Ratwatte in his article lays emphasis on the fact that “there was no referendum on the present 19th Amendment. As there was no referendum, no one in their proper senses can argue that Article 3 has to be ignored when interpreting other Articles of the Constitution.”
It is clear from the manifesto of the common candidate in 2015, that he was anxious to prune some of the Executive powers if not to abolish the Executive Presidency in toto, and when the presently operative 19th Amendment was referred to the Supreme Court, the decision was clear.
If I may quote the report in Wikipedia, “When the 19th Constitutional Amendment Draft Bill was presented to Parliament by Prime Minister Ranil Wickremesinghe on 24 March 2015, 19 petitions were filed with regard to the new amendment. Five of them were filed for the amendment while 14 petitions were filed against it. On 9 April 2015 the petitions were considered and the amendment was reviewed by a panel of Supreme Court Judges led by Chief Justice K. Sri Pavan and Justices Chandra Ekanayake and Priyasad Depp, determined that it was consistent with the Constitution. While presenting his submissions, the Attorney General told the court that the 19th Amendment could be passed with a two-thirds majority in Parliament without calling for a referendum.

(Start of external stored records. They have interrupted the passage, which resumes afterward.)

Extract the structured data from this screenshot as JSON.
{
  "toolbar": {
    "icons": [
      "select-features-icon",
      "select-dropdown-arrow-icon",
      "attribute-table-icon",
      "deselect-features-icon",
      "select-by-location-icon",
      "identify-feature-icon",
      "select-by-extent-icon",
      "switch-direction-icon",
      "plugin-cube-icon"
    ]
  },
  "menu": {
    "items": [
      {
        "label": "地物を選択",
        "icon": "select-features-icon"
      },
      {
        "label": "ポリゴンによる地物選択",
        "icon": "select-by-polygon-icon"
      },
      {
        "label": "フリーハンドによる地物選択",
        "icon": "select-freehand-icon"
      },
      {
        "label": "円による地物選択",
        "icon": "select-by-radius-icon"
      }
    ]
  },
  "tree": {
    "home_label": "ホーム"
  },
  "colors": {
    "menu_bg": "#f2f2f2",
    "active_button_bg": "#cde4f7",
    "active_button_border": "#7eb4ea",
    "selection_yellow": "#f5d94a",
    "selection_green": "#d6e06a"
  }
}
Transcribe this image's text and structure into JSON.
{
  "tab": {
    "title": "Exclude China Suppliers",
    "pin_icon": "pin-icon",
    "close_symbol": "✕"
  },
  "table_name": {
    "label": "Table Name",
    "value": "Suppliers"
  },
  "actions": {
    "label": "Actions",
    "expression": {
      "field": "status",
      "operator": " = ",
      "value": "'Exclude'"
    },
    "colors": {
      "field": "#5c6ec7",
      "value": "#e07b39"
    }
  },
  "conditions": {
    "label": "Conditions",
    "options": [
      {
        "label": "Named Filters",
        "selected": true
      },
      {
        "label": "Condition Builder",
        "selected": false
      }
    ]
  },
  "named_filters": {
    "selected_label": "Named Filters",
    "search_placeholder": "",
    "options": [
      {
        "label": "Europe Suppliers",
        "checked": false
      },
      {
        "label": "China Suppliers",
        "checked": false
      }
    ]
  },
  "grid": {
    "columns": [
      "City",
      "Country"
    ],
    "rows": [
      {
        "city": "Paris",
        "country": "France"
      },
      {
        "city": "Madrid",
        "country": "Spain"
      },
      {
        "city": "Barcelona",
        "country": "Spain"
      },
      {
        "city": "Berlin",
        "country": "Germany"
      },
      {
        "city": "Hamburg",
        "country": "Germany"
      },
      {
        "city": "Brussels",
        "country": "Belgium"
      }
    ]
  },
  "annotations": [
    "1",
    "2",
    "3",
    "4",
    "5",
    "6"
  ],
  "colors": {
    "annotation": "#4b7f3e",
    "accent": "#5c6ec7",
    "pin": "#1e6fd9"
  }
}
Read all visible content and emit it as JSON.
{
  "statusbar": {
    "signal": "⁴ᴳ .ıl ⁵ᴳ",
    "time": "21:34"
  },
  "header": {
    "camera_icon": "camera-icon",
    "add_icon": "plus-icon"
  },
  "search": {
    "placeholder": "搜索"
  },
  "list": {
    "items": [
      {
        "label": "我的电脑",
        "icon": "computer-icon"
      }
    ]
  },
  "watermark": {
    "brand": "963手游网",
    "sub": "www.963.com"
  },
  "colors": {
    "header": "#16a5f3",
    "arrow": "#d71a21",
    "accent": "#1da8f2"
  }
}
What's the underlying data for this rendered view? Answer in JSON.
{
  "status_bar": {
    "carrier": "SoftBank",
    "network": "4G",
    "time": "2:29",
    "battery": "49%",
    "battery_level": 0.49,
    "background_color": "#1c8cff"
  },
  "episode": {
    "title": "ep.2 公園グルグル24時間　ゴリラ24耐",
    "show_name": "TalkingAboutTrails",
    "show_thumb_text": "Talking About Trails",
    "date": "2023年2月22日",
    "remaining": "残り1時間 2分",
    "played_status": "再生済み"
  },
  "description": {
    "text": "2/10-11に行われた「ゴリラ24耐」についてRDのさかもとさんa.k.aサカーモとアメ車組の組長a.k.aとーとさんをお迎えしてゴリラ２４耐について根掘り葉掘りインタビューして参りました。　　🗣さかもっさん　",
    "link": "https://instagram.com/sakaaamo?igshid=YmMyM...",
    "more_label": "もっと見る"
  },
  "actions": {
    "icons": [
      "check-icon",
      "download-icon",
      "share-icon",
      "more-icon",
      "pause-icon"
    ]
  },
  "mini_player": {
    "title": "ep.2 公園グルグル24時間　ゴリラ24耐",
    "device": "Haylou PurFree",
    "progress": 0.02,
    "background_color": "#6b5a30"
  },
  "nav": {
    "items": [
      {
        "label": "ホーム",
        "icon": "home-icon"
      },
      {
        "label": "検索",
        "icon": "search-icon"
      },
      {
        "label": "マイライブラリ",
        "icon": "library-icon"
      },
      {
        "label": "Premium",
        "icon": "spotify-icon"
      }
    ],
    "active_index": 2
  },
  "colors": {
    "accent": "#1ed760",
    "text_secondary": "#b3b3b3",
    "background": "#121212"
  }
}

The three-Judge bench ruled that the Proposed Bill complied with the provisions of Article 82(1) of the Constitution but required to be passed by a special majority of the Parliament as specified in Article 82 (5) of the Constitution and certain sections required to be approved by the people of the country at a general referendum The Sri Lankan Government had to change the bill several times in a bid to get the backing of parliamentary opposition parties and amended the relevant clauses and removed the sections that need a referendum before presenting it to Parliament.” (Acknowledgement – Wikipedia)
It is preposterous to even hint that the Supreme Court consisting of Chief Justice K. Sri Pavan and Justices Chandra Ekanayake and Priyasad Depp had not referred back to the ruling in 2002, when the 19th Amendment was taken up for perusal to determine whether it is in conformity with constitutional provisions in April 2015 and they have given judgement taking all relevant facts into consideration.
Therefore, it is futile for commentators to engage in semantics or to go through the ‘small print’ to interpret the provisions of the 19th Amendment and justify the proposed dissolution of Parliament proclaimed by Gazette of 9 November since it is not in line with the sovereignty and the wish of the people and also the intention of the Legislature which approved the 19th Amendment with 224 members saying ‘aye’ including the desire and commitment of President Maithripala Sirisena to get it approved to preclude autocratic rule establishing itself again, in our beloved nation.
Let us await the final determination of the Supreme Court on 7 December. Let us hope the present impasse and uncertainty affecting all our lives will be resolved forever.